二階堂の馬鹿……もとい、友人の目を盗んで屋上までやってきた。
遥の作った弁当を開けて、おかずを食べ始める。
外の空気は寒く、吹く風も冷たい風が肌を撫でる。
この時間帯に屋上に来るものなど、相当の物好きか馬鹿しかいないだろうな。
この考えなら、俺は馬鹿って認める事になってしまうな。
まぁ、認めるけど……。
「おまたせ、彼方くん♪」
「どうも、先に頂いてます」
「あぁ~、一緒に食べ始めたかったのにぃ、もう」
そう言いながら、彼女は隣に座り込む。
心なしか、彼女の表情が赤くなっているように見える。
風邪でも引いているのだろうか?
「先輩、これ使ってください」
俺は先輩に制服のブレザーを差し出す。
「え?」
「顔赤いんで。風邪引いたら大変ですから、使ってください」
「あ、ありがとう?」
彼女はそう言いながら、渡されたブレザーを羽織る。
首を傾げているが、違っただろうか?
何を考えているか、良く分からないな。
「……先輩は、どうしてここに?」
「ん~、ここに来てるの迷惑だったかな……」
「そうじゃなくて。何で俺なんかと関わるんです?先輩なら、友達とか多そうですし、俺と食べなくても」
そうなのだ。
彼女はこの学校の人気者だ。
昼食を共にしたい人など、嫌っていう程たくさんいるだろう。
それを何で、俺なんかと一緒に食べるのだろうか。
「――友達は確かにいるよ。けど私は、そんな皆の人気に応える事なんて、出来るような人じゃないの」
「それは、どういう」
「皆が褒めてくれたりしてくれるのは凄く嬉しいし、告白とかされるのも嬉しいよ。でも私は、良く知らないんだ。本当の友達とか恋人とか、そういうのにはちょっと疎いの。

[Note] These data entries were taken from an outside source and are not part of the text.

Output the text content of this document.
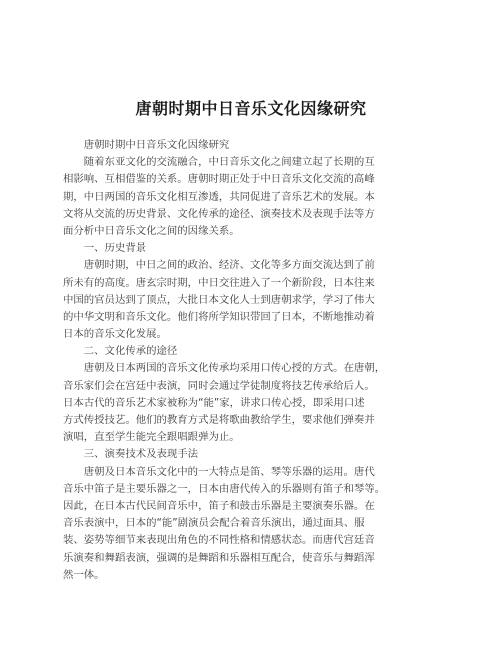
唐朝时期中日音乐文化因缘研究
　　唐朝时期中日音乐文化因缘研究
　　随着东亚文化的交流融合，中日音乐文化之间建立起了长期的互
相影响、互相借鉴的关系。唐朝时期正处于中日音乐文化交流的高峰
期，中日两国的音乐文化相互渗透，共同促进了音乐艺术的发展。本
文将从交流的历史背景、文化传承的途径、演奏技术及表现手法等方
面分析中日音乐文化之间的因缘关系。
　　一、历史背景
　　唐朝时期，中日之间的政治、经济、文化等多方面交流达到了前
所未有的高度。唐玄宗时期，中日交往进入了一个新阶段，日本往来
中国的官员达到了顶点，大批日本文化人士到唐朝求学，学习了伟大
的中华文明和音乐文化。他们将所学知识带回了日本，不断地推动着
日本的音乐文化发展。
　　二、文化传承的途径
　　唐朝及日本两国的音乐文化传承均采用口传心授的方式。在唐朝，
音乐家们会在宫廷中表演，同时会通过学徒制度将技艺传承给后人。
日本古代的音乐艺术家被称为“能”家，讲求口传心授，即采用口述
方式传授技艺。他们的教育方式是将歌曲教给学生，要求他们弹奏并
演唱，直至学生能完全跟唱跟弹为止。
　　三、演奏技术及表现手法
　　唐朝及日本音乐文化中的一大特点是笛、琴等乐器的运用。唐代
音乐中笛子是主要乐器之一，日本由唐代传入的乐器则有笛子和琴等。
因此，在日本古代民间音乐中，笛子和鼓击乐器是主要演奏乐器。在
音乐表演中，日本的“能”剧演员会配合着音乐演出，通过面具、服
装、姿势等细节来表现出角色的不同性格和情感状态。而唐代宫廷音
乐演奏和舞蹈表演，强调的是舞蹈和乐器相互配合，使音乐与舞蹈浑
然一体。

線の引き方が分からないっていうのかな?そういうのがあるから、自分でも良く分かってない。私は――ずるいだけなんだよ」
彼女は自分の膝を抱えて、悲しげにそう呟いた。
俺にも似たような事はある。
誰とでも関わるって事はなくても、他人との距離の取り方なんて難しい。
踏み込み過ぎれば嫌われるし、踏み込み過ぎなくても失敗に繋がる。
とても難しい事だ。俺も経験はある。
「先輩」
「??」
立ち上がる俺を見て、彼女はそれにつられて顔を上げる。
俺は完全に彼女と向き直り、深呼吸して口を開いた。
「俺と練習しませんか?」
「え?」
「俺でも良ければ頼って下さい。友達っていうのが分からないなら、それが分かるまで練習しましょう。俺が実験台になります。どう、ですか?」
少し緊張しながら、そう彼女に告げる。
彼女はポカンとしている。やがて、少ししてから笑みを浮かべた。
「彼方くん、優しいね。私、君のそういう所好きだよ。ありがとう♪」
そう言って笑う彼女の笑顔は、吹いて風と共に彼女の髪がなびく。
優しい笑顔に釘付けになり、俺は彼女に惚れたのだった――。